Der Trotz wich aus dem Gesicht des Russen. Er streckte langsam die Hand aus, um das Telefon zu ergreifen.
Tang schüttelte den Kopf und drückte auf die Lautsprechertaste.
Die aufgeregte, schrille Stimme eines Jungen fragte, ob sein Vater da sei. Sokolov erkannte die Stimme eindeutig und öffnete den Mund, um etwas zu sagen, doch Tang schaltete das Mikrofon mit einem weiteren Tastendruck stumm und sagte: »Nein.«
Er hielt sich das Gerät wieder ans Ohr und hob die Stummschaltung auf.
»Bleiben Sie am Hörer«, wies er seinen Gesprächspartner an. »Wenn Genosse Sokolov mir nicht in der nächsten Minute genau sagt, was ich wissen möchte, sollen Sie den Jungen töten.«
»Das können Sie nicht machen!«, schrie Sokolov. »Warum tun Sie das?«
»Ich habe es mit Überredung und dann mit Folter versucht, und ich dachte, wir hätten Fortschritte gemacht.

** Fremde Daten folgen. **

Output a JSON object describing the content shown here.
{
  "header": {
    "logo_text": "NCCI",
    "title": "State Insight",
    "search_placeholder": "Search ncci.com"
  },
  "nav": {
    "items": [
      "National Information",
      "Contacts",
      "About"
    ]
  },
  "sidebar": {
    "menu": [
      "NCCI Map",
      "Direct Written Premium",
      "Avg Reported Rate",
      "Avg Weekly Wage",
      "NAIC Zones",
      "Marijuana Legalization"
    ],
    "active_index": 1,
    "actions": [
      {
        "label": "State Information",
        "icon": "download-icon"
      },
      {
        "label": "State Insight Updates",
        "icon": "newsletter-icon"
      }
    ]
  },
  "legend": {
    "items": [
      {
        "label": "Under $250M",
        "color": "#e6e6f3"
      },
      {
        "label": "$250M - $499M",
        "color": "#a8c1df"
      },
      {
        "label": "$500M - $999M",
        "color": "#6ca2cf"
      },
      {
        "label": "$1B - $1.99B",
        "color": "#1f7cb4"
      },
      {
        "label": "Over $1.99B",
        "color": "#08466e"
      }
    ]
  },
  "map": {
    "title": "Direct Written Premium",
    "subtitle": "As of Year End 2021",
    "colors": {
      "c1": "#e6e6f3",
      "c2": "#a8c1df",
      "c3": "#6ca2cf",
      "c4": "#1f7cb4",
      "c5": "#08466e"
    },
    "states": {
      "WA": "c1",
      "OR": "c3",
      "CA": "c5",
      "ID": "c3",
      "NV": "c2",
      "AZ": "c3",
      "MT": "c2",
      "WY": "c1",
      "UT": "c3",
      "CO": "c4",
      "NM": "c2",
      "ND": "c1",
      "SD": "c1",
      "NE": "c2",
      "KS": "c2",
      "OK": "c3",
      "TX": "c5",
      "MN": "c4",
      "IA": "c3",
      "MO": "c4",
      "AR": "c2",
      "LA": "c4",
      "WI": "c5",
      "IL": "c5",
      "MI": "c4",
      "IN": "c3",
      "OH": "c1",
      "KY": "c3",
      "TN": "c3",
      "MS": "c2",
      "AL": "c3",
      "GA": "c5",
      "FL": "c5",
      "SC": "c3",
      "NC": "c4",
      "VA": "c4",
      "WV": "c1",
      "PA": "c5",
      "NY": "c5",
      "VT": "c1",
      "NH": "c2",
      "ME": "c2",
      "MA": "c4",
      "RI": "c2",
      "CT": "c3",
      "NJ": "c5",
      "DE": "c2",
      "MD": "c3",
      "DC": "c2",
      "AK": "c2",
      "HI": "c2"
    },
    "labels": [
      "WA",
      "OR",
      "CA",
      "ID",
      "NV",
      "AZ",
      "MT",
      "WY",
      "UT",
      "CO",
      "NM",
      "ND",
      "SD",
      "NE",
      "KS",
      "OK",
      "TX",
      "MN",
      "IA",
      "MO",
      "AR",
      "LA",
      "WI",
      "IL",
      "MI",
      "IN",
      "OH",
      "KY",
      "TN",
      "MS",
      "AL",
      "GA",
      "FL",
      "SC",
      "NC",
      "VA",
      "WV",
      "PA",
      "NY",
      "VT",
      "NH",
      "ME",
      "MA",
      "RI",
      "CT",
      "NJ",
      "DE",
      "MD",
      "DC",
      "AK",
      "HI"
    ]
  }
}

Aber Sie trotzen mir weiter. Daher werde ich Ihren Sohn töten und anderswo herausfinden, was ich wissen muss.«
»Es gibt kein Anderswo. Ich bin der Einzige, der die Verfahrensweise kennt.«
»Sie haben sie bestimmt irgendwo festgehalten.«
Sokolov schüttelte den Kopf. »Sie befindet sich ausschließlich in meinem Kopf.«
»Ich habe nicht die Zeit, mich mit Ihrer mangelnden Kooperationsbereitschaft zu befassen. Andere Angelegenheiten erfordern meine Aufmerksamkeit. Treffen Sie eine Entscheidung.«
Oben drehte sich ein stählerner Deckenventilator, doch die warme Luft regte sich kaum. Die Niederlage stand dem Geochemiker ins Gesicht geschrieben, als er nickte.
»Lassen Sie den Jungen in der Nähe«, sagte Tang ins Handy. »Ich rufe vielleicht gleich noch mal an.«
Er legte auf und wartete darauf, dass Sokolov etwas sagte.
»Wenn diese Probe auf dem Tisch den Marker aufweist, ist das der Beweis, dass es sich um Öl aus einer abiotischen Quelle handelt«, sagte der Wissenschaftler.
»Was ist das für ein Marker?«
»Diamantoide.«
Dieses Wort hatte Tang noch nie gehört.
»Sie sind kleiner als die Wellenlänge des sichtbaren Lichts. Winzige Diamantsplitter, die sich im Öl bilden, das tief unten in der Erdkruste entsteht, wo eine hohe Temperatur und ein hoher Druck herrschen. Eine Million dieser Teilchen fänden Platz auf einer Stecknadelspitze, aber ich habe sie entdeckt und benannt. Adamantane. Griechisch für Diamanten.«
Tang hörte den Stolz auf diese Entdeckung aus der Erklärung heraus, überging ihn aber und fragte: »Wie haben Sie sie gefunden?«
»Erhitzt man Erdöl auf 450° Celsius, verflüchtigen sich alle chemischen Verbindungen. Nur die Diamantoide bleiben zurück. Sie sind mit Röntgenstrahlen auffindbar.«
Tang staunte über die Vorstellung.
»Sie haben Zapfen-, Scheiben- und sogar Schraubenform und sind in biotischem Öl nicht vorhanden. Diamanten entstehen nur tief unten im Erdmantel. Das ist der schlüssige Beweis für abiotisches Öl.«
»Und woher wissen Sie, dass die Erde das Öl tatsächlich von sich aus produziert?«
»Hier in diesem Labor habe ich unter dem Fünfzigtausendfachen des normalen Luftdrucks Marmor, Eisenoxid und Wasser auf 1500° Celsius erhitzt – Bedingungen, wie sie hundert Meilen unter der Erdoberfläche bestehen. Jedes Mal ist sowohl Methan als auch Oktan entstanden.«
Tang begriff, was dieses Ergebnis bedeutete. Methan war der Hauptbestandteil von Erdgas, und Oktan war das Kohlenwasserstoffmolekül im Benzin. Wenn diese Stoffe in einem Labor hergestellt werden konnten, konnten sie auch zusammen mit dem Erdöl selbst unter natürlichen Bedingungen entstehen.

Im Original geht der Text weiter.